Emile Bravo, Spirou, L’Espoir malgré tout © Dupuis

Pour autant, les choses changent, le monde a déjà changé d’ailleurs, les réfugiés allemands, juifs, se font plus nombreux chaque jour, et le mois de mai arrivant, la Belgique est envahie. Spirou et Fantasio (désormais déserteur) décident de fuir l’invasion nazie. Las, la France ferme ses frontières (tout en se faisant conquérir), la guerre éclair a tôt fait de ramener les deux compères à leur point de départ. S’ensuit alors une drôle de période pour les deux amis.

Emile Bravo, Spirou, L’Espoir malgré tout © Dupuis

Emile Bravo semble s’être mis en tête de questionner l’âme humaine autant que celle de ses personnages. Qu’il s’agisse des deux protagonistes (Spirou demeure ce gamin trop candide et Fantasio cet ahuri opportuniste jusqu’à la bêtise) ou des personnages secondaires qui compose une galerie hétéroclite de veules, de courageux, de fatalistes… ou de belles personnes douées de bon sens. Tout en s’offrant une charge contre une certaine politique éditoriale, et en creux contre les dessinateurs collaborationnistes.

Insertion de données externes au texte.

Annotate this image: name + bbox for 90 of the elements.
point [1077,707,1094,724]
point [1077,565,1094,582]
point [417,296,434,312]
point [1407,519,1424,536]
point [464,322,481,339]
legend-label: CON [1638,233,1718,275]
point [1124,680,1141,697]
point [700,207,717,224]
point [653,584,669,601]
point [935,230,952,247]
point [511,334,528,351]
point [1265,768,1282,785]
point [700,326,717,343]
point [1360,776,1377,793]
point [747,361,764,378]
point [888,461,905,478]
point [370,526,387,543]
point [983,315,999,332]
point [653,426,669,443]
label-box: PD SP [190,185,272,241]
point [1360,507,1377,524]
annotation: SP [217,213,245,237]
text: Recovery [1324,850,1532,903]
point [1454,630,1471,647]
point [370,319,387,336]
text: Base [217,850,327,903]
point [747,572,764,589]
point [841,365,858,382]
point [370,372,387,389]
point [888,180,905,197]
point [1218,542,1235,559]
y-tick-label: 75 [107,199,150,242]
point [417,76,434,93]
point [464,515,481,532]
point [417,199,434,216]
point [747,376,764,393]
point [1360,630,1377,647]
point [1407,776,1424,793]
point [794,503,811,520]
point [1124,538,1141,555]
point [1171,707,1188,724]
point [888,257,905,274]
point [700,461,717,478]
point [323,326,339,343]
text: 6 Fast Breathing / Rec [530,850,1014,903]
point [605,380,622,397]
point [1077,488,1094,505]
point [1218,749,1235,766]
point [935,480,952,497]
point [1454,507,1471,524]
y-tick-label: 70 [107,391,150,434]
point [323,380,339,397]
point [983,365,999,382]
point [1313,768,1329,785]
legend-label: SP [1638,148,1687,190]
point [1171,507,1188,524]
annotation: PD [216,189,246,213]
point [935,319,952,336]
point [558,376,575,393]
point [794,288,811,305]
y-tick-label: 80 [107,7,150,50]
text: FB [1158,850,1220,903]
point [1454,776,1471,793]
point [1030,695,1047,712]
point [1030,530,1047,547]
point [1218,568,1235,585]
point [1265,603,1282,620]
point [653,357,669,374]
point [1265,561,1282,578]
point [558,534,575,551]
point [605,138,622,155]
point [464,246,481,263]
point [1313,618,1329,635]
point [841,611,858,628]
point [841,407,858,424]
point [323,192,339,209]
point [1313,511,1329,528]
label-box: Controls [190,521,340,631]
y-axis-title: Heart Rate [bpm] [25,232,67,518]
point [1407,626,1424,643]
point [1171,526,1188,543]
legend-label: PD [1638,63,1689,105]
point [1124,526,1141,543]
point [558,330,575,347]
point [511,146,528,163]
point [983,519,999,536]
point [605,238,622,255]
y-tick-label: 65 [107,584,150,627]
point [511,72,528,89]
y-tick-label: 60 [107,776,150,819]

Emile Bravo, Spirou, L’Espoir malgré tout © Dupuis

L’humour n’est évidemment pas absent de cet Espoir, avec des situations cocasses, des références aux publications de la bande dessinée d’alors mais avec un sous-texte très critique envers celles-ci : comment ne pas voir derrière les patrouilles scouts et l’accoutrement que Spirou doit se résoudre à porter (et qui le rend plus Tintinesque que l’original) une dénonciation de la passivité des auteurs et dessinateurs sous occupation allemande. Et la comparaison ne s’arrête pas là. La presse aux ordres, les institutions mises au pas et la jeunesse qui cherche des repères dans un monde déviant vers le racisme le plus brutal. Comment survivre ? Comment garder son innocence ? Emile Bravo et son Spirou posent un regard désabusé (presque désespéré) sur le monde dans cet album qui se termine sur un quai de gare et une décision pour le moins étonnante de la part de Fantasio.

Emile Bravo, Spirou, L’Espoir malgré tout © Dupuis

Avec ce premier épisode, Emile Bravo aborde nombre de questions éthiques et philosophiques. Qu’en est-il du choix et du libre-arbitre dans un contexte totalitaire ? A quelles sirènes et à quelle facilité doit-on céder au risque de se perdre ? L’histoire ne nous apprend-elle rien ? Que faire ? Résister ? Collaborer ? Garder espoir ?

Emile Bravo, Spirou ou l’espoir, partie 1 : Un mauvais départ, 88 p. couleur, Dupuis, pctobre 2018, 16 € 50.